Ventiquattro ore senza spendere
Ventiquattro ore senza spendere un centesimo ed uscire di casa senza cellulare: come rubare al mondo piccoli attimi di libertà in cui sentirsi indipendenti da soldi e tecnologia e completamente padroni di se stessi.
Anche se in fondo è una bugia.
Non spendere neanche un centesimo per ventiquattrore di fila.
Cosa frequente? Normalità?Non per tutti.
D’altronde, a meno che non si resti barricati a casa, è normale cedere alla voglia di un caffè, di un gelato, ricordarsi di quel libro da comprare per l’esame di settembre, avere urgenza di fare la spesa di frutta, verdura, pane, volersi togliere uno sfizio.
Credo di essermi resa conto di quanto sia difficile passare una giornata -in parte fuori casa ed in parte dentro- senza spendere alcunché soltanto quando ho iniziato a vivere da sola.
Mamma e papà non provvedono alla spesa al posto mio?
Poco male, da sempre amo comprare ciò di cui ho voglia; ma quando si vive soli si è costretti a pensare anche a tutte quelle piccole cose che non mancano mai quando si vive da figli: sale, pepe, olio, pacchi di pasta, scatolette di tonno e, a meno che non si faccia una grande spesa una volta a settimana, non si riesca a rimanere immuni dalla voglia di acquistare maglie, scarpe, shorts e T-shirt che ammiccano dalle vetrine, che non si resista alla voglia di caffè di metà mattina durante una giornata di Master, è molto difficile tornare a casa con la stessa somma di denaro con cui si era usciti.
Da quando devo amministrarmi da me, tengo il conto di quanto spendo ogni mese.
Il primo giorno in cui mi è capitato di non spendere neanche un centesimo lo ricordo bene.
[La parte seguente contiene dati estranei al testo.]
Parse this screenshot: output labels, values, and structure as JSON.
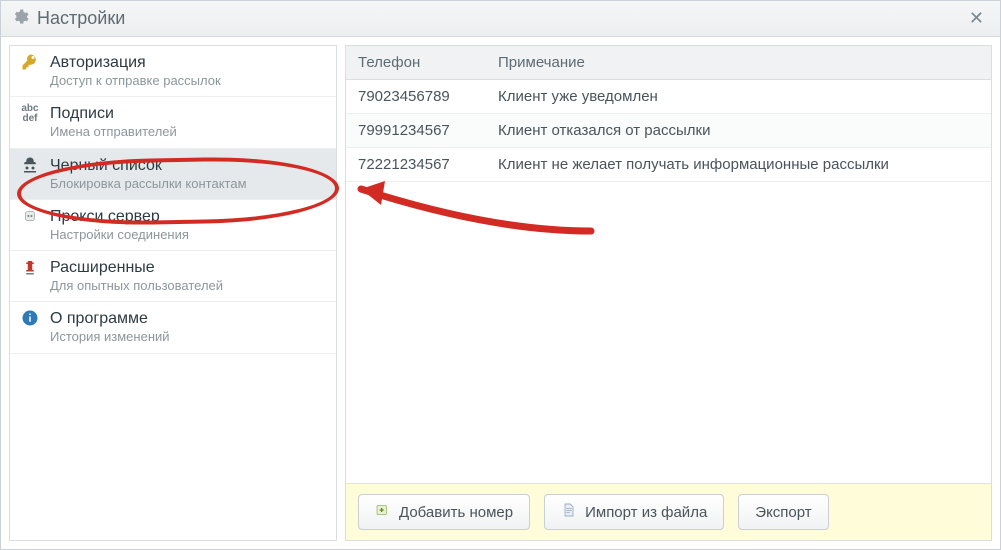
{
  "window": {
    "title": "Настройки"
  },
  "sidebar": {
    "items": [
      {
        "title": "Авторизация",
        "subtitle": "Доступ к отправке рассылок"
      },
      {
        "title": "Подписи",
        "subtitle": "Имена отправителей"
      },
      {
        "title": "Черный список",
        "subtitle": "Блокировка рассылки контактам"
      },
      {
        "title": "Прокси сервер",
        "subtitle": "Настройки соединения"
      },
      {
        "title": "Расширенные",
        "subtitle": "Для опытных пользователей"
      },
      {
        "title": "О программе",
        "subtitle": "История изменений"
      }
    ],
    "selected_index": 2
  },
  "table": {
    "columns": {
      "phone": "Телефон",
      "note": "Примечание"
    },
    "rows": [
      {
        "phone": "79023456789",
        "note": "Клиент уже уведомлен"
      },
      {
        "phone": "79991234567",
        "note": "Клиент отказался от рассылки"
      },
      {
        "phone": "72221234567",
        "note": "Клиент не желает получать информационные рассылки"
      }
    ]
  },
  "toolbar": {
    "add": "Добавить номер",
    "import": "Импорт из файла",
    "export": "Экспорт"
  }
}
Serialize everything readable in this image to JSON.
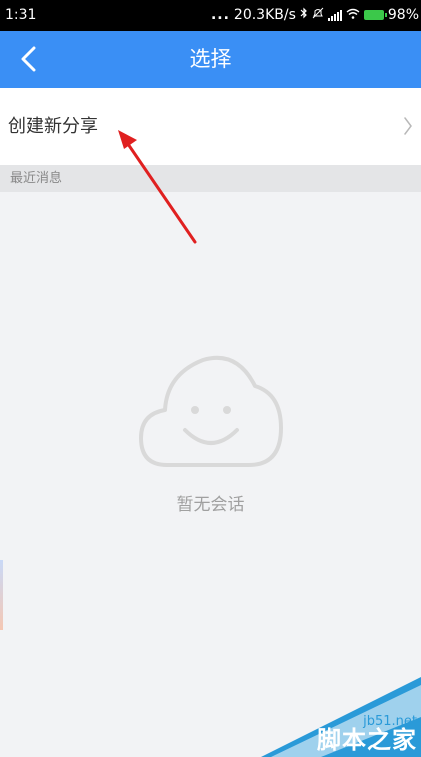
{
  "status_bar": {
    "time": "1:31",
    "dots": "...",
    "network_speed": "20.3KB/s",
    "battery_percent": "98%",
    "battery_level": 0.98
  },
  "header": {
    "title": "选择",
    "back_icon": "chevron-left-icon"
  },
  "create_share": {
    "label": "创建新分享",
    "chevron_icon": "chevron-right-icon"
  },
  "recent": {
    "section_label": "最近消息",
    "empty_icon": "cloud-smile-icon",
    "empty_text": "暂无会话"
  },
  "watermark": {
    "site": "jb51.net",
    "brand": "脚本之家"
  },
  "colors": {
    "accent": "#3a8ff5",
    "annotation": "#e02020",
    "background": "#f2f3f5"
  }
}
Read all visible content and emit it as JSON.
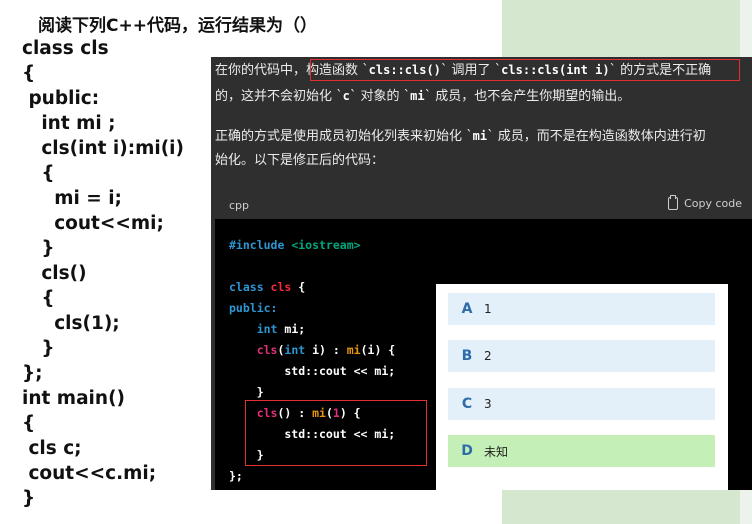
{
  "question": {
    "title": "阅读下列C++代码，运行结果为（）",
    "code_lines": [
      "class cls",
      "{",
      " public:",
      "   int mi ;",
      "   cls(int i):mi(i)",
      "   {",
      "     mi = i;",
      "     cout<<mi;",
      "   }",
      "   cls()",
      "   {",
      "     cls(1);",
      "   }",
      "};",
      "int main()",
      "{",
      " cls c;",
      " cout<<c.mi;",
      "}"
    ]
  },
  "chat": {
    "p1": {
      "a": "在你的代码中，",
      "b": "构造函数 `",
      "c": "cls::cls()",
      "d": "` 调用了 `",
      "e": "cls::cls(int i)",
      "f": "` 的方式是不正确",
      "g": "的，这并不会初始化 `",
      "h": "c",
      "i": "` 对象的 `",
      "j": "mi",
      "k": "` 成员，也不会产生你期望的输出。"
    },
    "p2": {
      "a": "正确的方式是使用成员初始化列表来初始化 `",
      "b": "mi",
      "c": "` 成员，而不是在构造函数体内进行初",
      "d": "始化。以下是修正后的代码："
    },
    "code_block": {
      "language": "cpp",
      "copy_label": "Copy code",
      "copy_icon": "clipboard-icon",
      "code": {
        "l1a": "#include ",
        "l1b": "<iostream>",
        "l3a": "class ",
        "l3b": "cls",
        "l3c": " {",
        "l4": "public:",
        "l5a": "    int",
        "l5b": " mi;",
        "l6a": "    cls",
        "l6b": "(",
        "l6c": "int",
        "l6d": " i) : ",
        "l6e": "mi",
        "l6f": "(i) {",
        "l7": "        std::cout << mi;",
        "l8": "    }",
        "l9a": "    cls",
        "l9b": "() : ",
        "l9c": "mi",
        "l9d": "(",
        "l9e": "1",
        "l9f": ") {",
        "l10": "        std::cout << mi;",
        "l11": "    }",
        "l12": "};"
      }
    }
  },
  "options": [
    {
      "letter": "A",
      "text": "1"
    },
    {
      "letter": "B",
      "text": "2"
    },
    {
      "letter": "C",
      "text": "3"
    },
    {
      "letter": "D",
      "text": "未知"
    }
  ],
  "colors": {
    "highlight_border": "#e03030",
    "option_bg": "#e3f0fa",
    "option_selected_bg": "#c4f0b8",
    "right_panel": "#d5e8cf"
  }
}
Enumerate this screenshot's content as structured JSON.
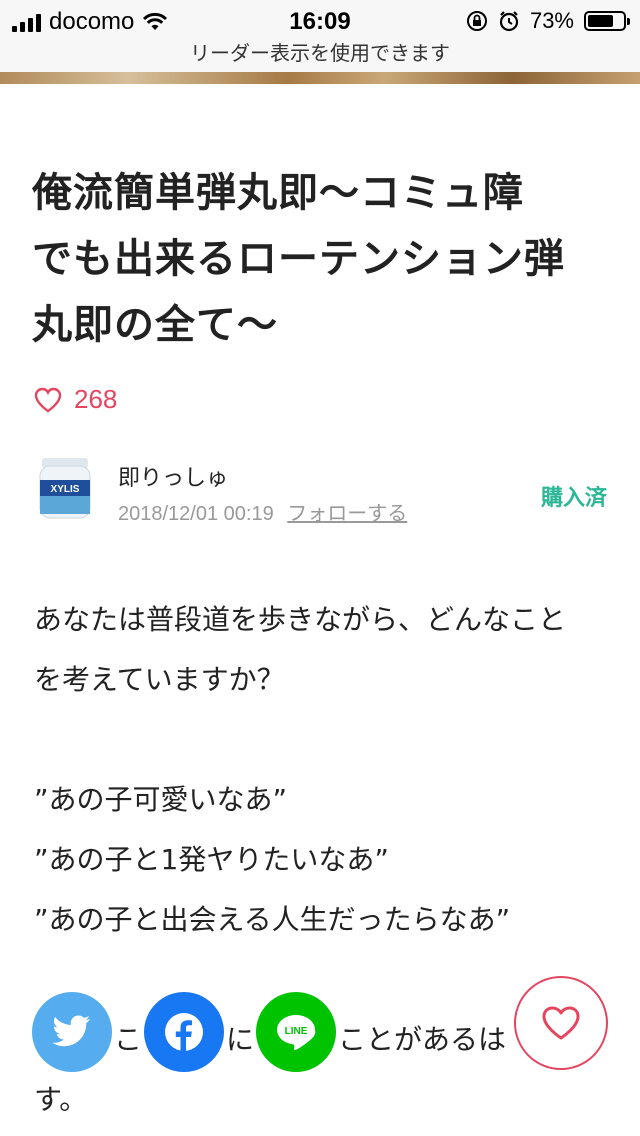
{
  "status_bar": {
    "carrier": "docomo",
    "time": "16:09",
    "battery_text": "73%",
    "battery_level": 0.73
  },
  "reader_bar": {
    "label": "リーダー表示を使用できます"
  },
  "article": {
    "title_lines": [
      "俺流簡単弾丸即〜コミュ障",
      "でも出来るローテンション弾",
      "丸即の全て〜"
    ],
    "like_count": "268",
    "author": {
      "name": "即りっしゅ",
      "date": "2018/12/01 00:19",
      "follow_label": "フォローする",
      "avatar_text": "XYLIS"
    },
    "purchase_status": "購入済",
    "body": {
      "p1_line1": "あなたは普段道を歩きながら、どんなこと",
      "p1_line2": "を考えていますか？",
      "q1": "”あの子可愛いなあ”",
      "q2": "”あの子と1発ヤりたいなあ”",
      "q3": "”あの子と出会える人生だったらなあ”",
      "p2_line1": "こ　　　に　　　ことがあるは",
      "p2_line2": "す。"
    }
  },
  "share": {
    "line_label": "LINE"
  },
  "colors": {
    "accent_pink": "#e5455f",
    "purchased_green": "#2cb696",
    "twitter": "#55acee",
    "facebook": "#1877f2",
    "line": "#00c300"
  }
}
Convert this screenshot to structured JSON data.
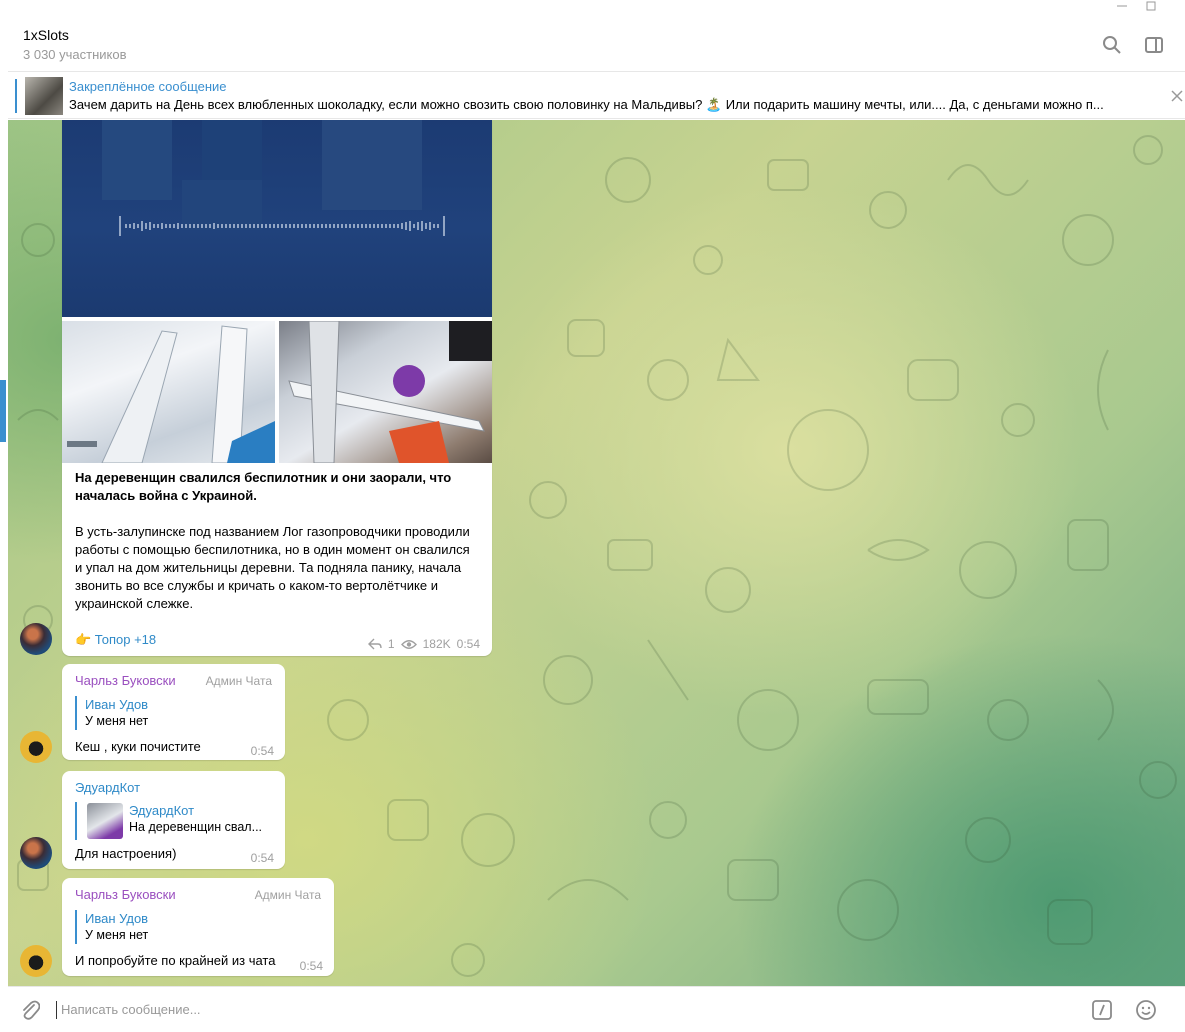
{
  "header": {
    "title": "1xSlots",
    "subtitle": "3 030 участников"
  },
  "pinned": {
    "title": "Закреплённое сообщение",
    "text": "Зачем дарить на День всех влюбленных шоколадку, если можно свозить свою половинку на Мальдивы? 🏝️  Или подарить машину мечты, или.... Да, с деньгами можно п..."
  },
  "post": {
    "title": "На деревенщин свалился беспилотник и они заорали, что началась война с Украиной.",
    "body": "В усть-залупинске под названием Лог газопроводчики проводили работы с помощью беспилотника, но в один момент он свалился и упал на дом жительницы деревни. Та подняла панику, начала звонить во все службы и кричать о каком-то вертолётчике и украинской слежке.",
    "reaction": "👉 Топор +18",
    "replies": "1",
    "views": "182K",
    "time": "0:54"
  },
  "messages": [
    {
      "sender": "Чарльз Буковски",
      "role": "Админ Чата",
      "reply_name": "Иван Удов",
      "reply_text": "У меня нет",
      "text": "Кеш , куки почистите",
      "time": "0:54"
    },
    {
      "sender": "ЭдуардКот",
      "reply_name": "ЭдуардКот",
      "reply_text": "На деревенщин свал...",
      "text": "Для настроения)",
      "time": "0:54"
    },
    {
      "sender": "Чарльз Буковски",
      "role": "Админ Чата",
      "reply_name": "Иван Удов",
      "reply_text": "У меня нет",
      "text": "И попробуйте по крайней из чата",
      "time": "0:54"
    }
  ],
  "compose": {
    "placeholder": "Написать сообщение..."
  },
  "icons": {
    "search": "search-icon",
    "sidebar": "sidebar-toggle-icon",
    "attach": "paperclip-icon",
    "commands": "slash-command-icon",
    "emoji": "emoji-icon"
  },
  "colors": {
    "accent": "#3a8fcf",
    "admin_name": "#9a4fbf"
  }
}
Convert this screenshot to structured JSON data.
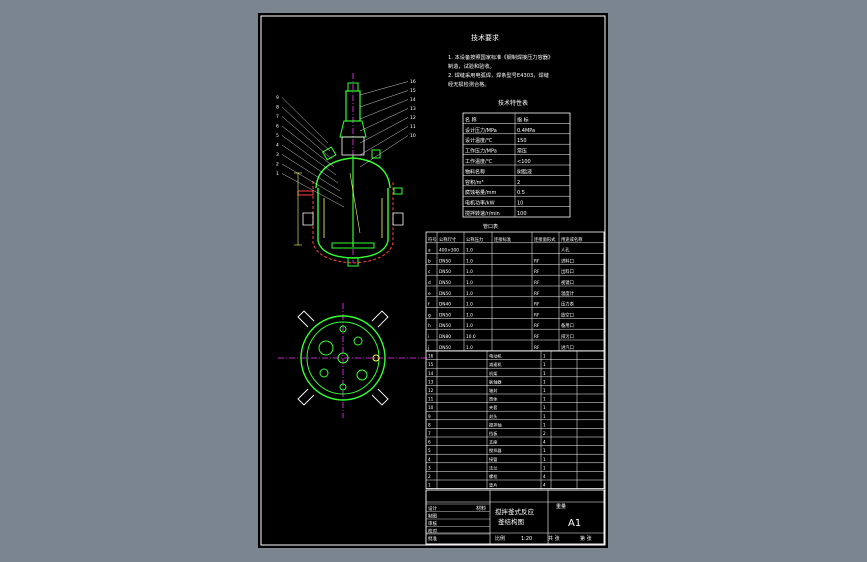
{
  "tech_requirements": {
    "title": "技术要求",
    "lines": [
      "1. 本设备按照国家标准《钢制焊接压力容器》",
      "   制造，试验和验收。",
      "2. 焊缝采用电弧焊，焊条型号E4303，焊缝",
      "   经无损检测合格。"
    ]
  },
  "tech_table": {
    "title": "技术特性表",
    "header": [
      "名 称",
      "指 标"
    ],
    "rows": [
      [
        "设计压力/MPa",
        "0.4MPa"
      ],
      [
        "设计温度/℃",
        "150"
      ],
      [
        "工作压力/MPa",
        "常压"
      ],
      [
        "工作温度/℃",
        "<100"
      ],
      [
        "物料名称",
        "树脂液"
      ],
      [
        "容积/m³",
        "2"
      ],
      [
        "腐蚀裕量/mm",
        "0.5"
      ],
      [
        "电机功率/kW",
        "10"
      ],
      [
        "搅拌转速/r/min",
        "100"
      ]
    ]
  },
  "nozzle_table": {
    "title": "管口表",
    "header": [
      "符号",
      "公称尺寸",
      "公称压力",
      "连接标准",
      "连接面形式",
      "用途或名称"
    ],
    "rows": [
      [
        "a",
        "400×300",
        "1.0",
        "",
        "",
        "人孔"
      ],
      [
        "b",
        "DN50",
        "1.0",
        "",
        "RF",
        "进料口"
      ],
      [
        "c",
        "DN50",
        "1.0",
        "",
        "RF",
        "出料口"
      ],
      [
        "d",
        "DN50",
        "1.0",
        "",
        "RF",
        "视镜口"
      ],
      [
        "e",
        "DN50",
        "1.0",
        "",
        "RF",
        "温度计"
      ],
      [
        "f",
        "DN40",
        "1.0",
        "",
        "RF",
        "压力表"
      ],
      [
        "g",
        "DN50",
        "1.0",
        "",
        "RF",
        "放空口"
      ],
      [
        "h",
        "DN50",
        "1.0",
        "",
        "RF",
        "备用口"
      ],
      [
        "i",
        "DN80",
        "10.0",
        "",
        "RF",
        "排污口"
      ],
      [
        "j",
        "DN50",
        "1.0",
        "",
        "RF",
        "进汽口"
      ]
    ]
  },
  "parts_table": {
    "rows": [
      [
        "16",
        "",
        "电动机",
        "1",
        "",
        ""
      ],
      [
        "15",
        "",
        "减速机",
        "1",
        "",
        ""
      ],
      [
        "14",
        "",
        "机架",
        "1",
        "",
        ""
      ],
      [
        "13",
        "",
        "联轴器",
        "1",
        "",
        ""
      ],
      [
        "12",
        "",
        "轴封",
        "1",
        "",
        ""
      ],
      [
        "11",
        "",
        "筒体",
        "1",
        "",
        ""
      ],
      [
        "10",
        "",
        "夹套",
        "1",
        "",
        ""
      ],
      [
        "9",
        "",
        "封头",
        "1",
        "",
        ""
      ],
      [
        "8",
        "",
        "搅拌轴",
        "1",
        "",
        ""
      ],
      [
        "7",
        "",
        "挡板",
        "2",
        "",
        ""
      ],
      [
        "6",
        "",
        "支座",
        "4",
        "",
        ""
      ],
      [
        "5",
        "",
        "搅拌器",
        "1",
        "",
        ""
      ],
      [
        "4",
        "",
        "接管",
        "1",
        "",
        ""
      ],
      [
        "3",
        "",
        "法兰",
        "1",
        "",
        ""
      ],
      [
        "2",
        "",
        "螺栓",
        "4",
        "",
        ""
      ],
      [
        "1",
        "",
        "垫片",
        "4",
        "",
        ""
      ]
    ]
  },
  "title_block": {
    "drawing_title_line1": "搅拌釜式反应",
    "drawing_title_line2": "釜结构图",
    "sheet_size": "A1",
    "scale": "1:20",
    "labels_left": [
      "设计",
      "制图",
      "审核",
      "校对",
      "批准"
    ],
    "label_material": "材料",
    "label_scale": "比例",
    "label_weight": "重量",
    "label_sheets": "共  张",
    "label_sheet_no": "第  张"
  },
  "callouts": {
    "left": [
      "9",
      "8",
      "7",
      "6",
      "5",
      "4",
      "3",
      "2",
      "1"
    ],
    "right": [
      "16",
      "15",
      "14",
      "13",
      "12",
      "11",
      "10"
    ]
  }
}
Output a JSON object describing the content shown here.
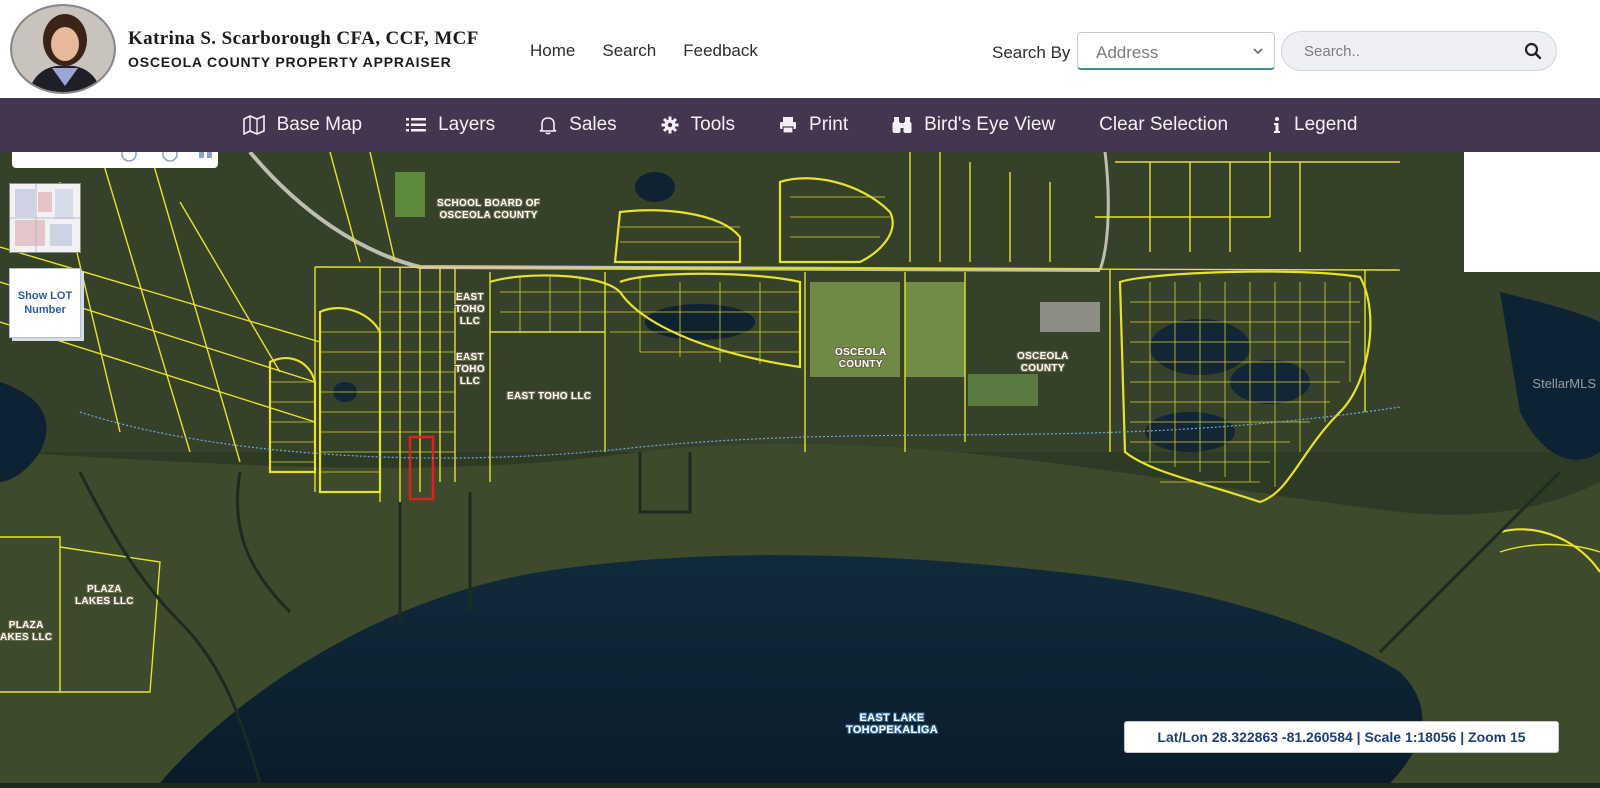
{
  "header": {
    "name": "Katrina S. Scarborough CFA, CCF, MCF",
    "organization": "OSCEOLA COUNTY PROPERTY APPRAISER",
    "nav": [
      "Home",
      "Search",
      "Feedback"
    ],
    "search_by_label": "Search By",
    "search_by_value": "Address",
    "search_placeholder": "Search.."
  },
  "toolbar": {
    "items": [
      {
        "label": "Base Map",
        "icon": "map-icon"
      },
      {
        "label": "Layers",
        "icon": "list-icon"
      },
      {
        "label": "Sales",
        "icon": "bell-icon"
      },
      {
        "label": "Tools",
        "icon": "gear-icon"
      },
      {
        "label": "Print",
        "icon": "printer-icon"
      },
      {
        "label": "Bird's Eye View",
        "icon": "binoculars-icon"
      },
      {
        "label": "Clear Selection",
        "icon": ""
      },
      {
        "label": "Legend",
        "icon": "info-icon"
      }
    ]
  },
  "map": {
    "show_lot_button": "Show LOT Number",
    "watermark": "StellarMLS",
    "labels": {
      "school_line1": "SCHOOL BOARD OF",
      "school_line2": "OSCEOLA COUNTY",
      "east_toho_1a": "EAST",
      "east_toho_1b": "TOHO",
      "east_toho_1c": "LLC",
      "east_toho_2a": "EAST",
      "east_toho_2b": "TOHO",
      "east_toho_2c": "LLC",
      "east_toho_llc": "EAST TOHO LLC",
      "osceola_1a": "OSCEOLA",
      "osceola_1b": "COUNTY",
      "osceola_2a": "OSCEOLA",
      "osceola_2b": "COUNTY",
      "plaza_1a": "PLAZA",
      "plaza_1b": "LAKES LLC",
      "plaza_2a": "PLAZA",
      "plaza_2b": "AKES LLC",
      "lake_1": "EAST LAKE",
      "lake_2": "TOHOPEKALIGA"
    },
    "status": "Lat/Lon 28.322863 -81.260584 | Scale 1:18056 | Zoom 15",
    "colors": {
      "parcel": "#e8e22a",
      "selected": "#e02020",
      "toolbar": "#44364f"
    }
  }
}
Coincideva con il primo giorno in cui decisi, sul far della sera, di sdraiarmi vicino alla Specola – l’Osservatorio di Galileo Galilei – a leggere lasciando il cellulare a casa.
Ignorando non soltanto ogni contatto con il resto del mondo, persone vicine e lontane, ma anche quello con il tempo, che misuravo soltanto guardando il sole, lentamente, calare.
Indescrivibile fu il senso di liberazione -oserei quasi dire purificazione- che derivò da quella giornata: niente trilli molesti, il rumore lento e ripetitivo dell’acqua che attraversa Padova in maniera capillare, e soprattutto la fierezza di aver resistito alla trappola del consumismo.
Quel giorno il mondo del mercato, della borsa, il mondo di chi compra e vende, il mondo che brama soldi non mi aveva avuta.
Mi sentivo come il bambino che fa filone a scuola e nessuno se ne accorge: come fossi sfuggita per miracolo o per fortuna ad un obbligo che vincola chiunque altro e da fuori la finestra potessi spiare e fare marameo.
Sentivo improvvisamente che, volendolo, è ancora possibile sottrarsi, almeno per un po’, all’ordine e ai dettami di Re Soldo e Regina Tecnologia.
Ovviamente, con il calare del sole, sono risalita a casa, ho letto le notifiche di WhatsApp e trovato qualche chiamata senza risposta e una mail.
L’indomani a colazione ho finito il latte, che ho aggiunto quindi alla corta lista della spesa, mi sono lasciata andare
alla voglia di comprare un magnete per la mia stanza e non ho potuto fare a meno di una fresca centrifuga in centro.
Non è cambiato nulla, non boicotto nulla e sono parte del sistema come tutti.
Ma quelle ventiquattrore, il senso di indipendenza che portavano dentro, mi rimarranno impresse e penso proprio che replicherò l’esperienza più spesso.
Anche se si sa: le repliche non possono raggiungere l’ampiezza dell’emozione della prima volta.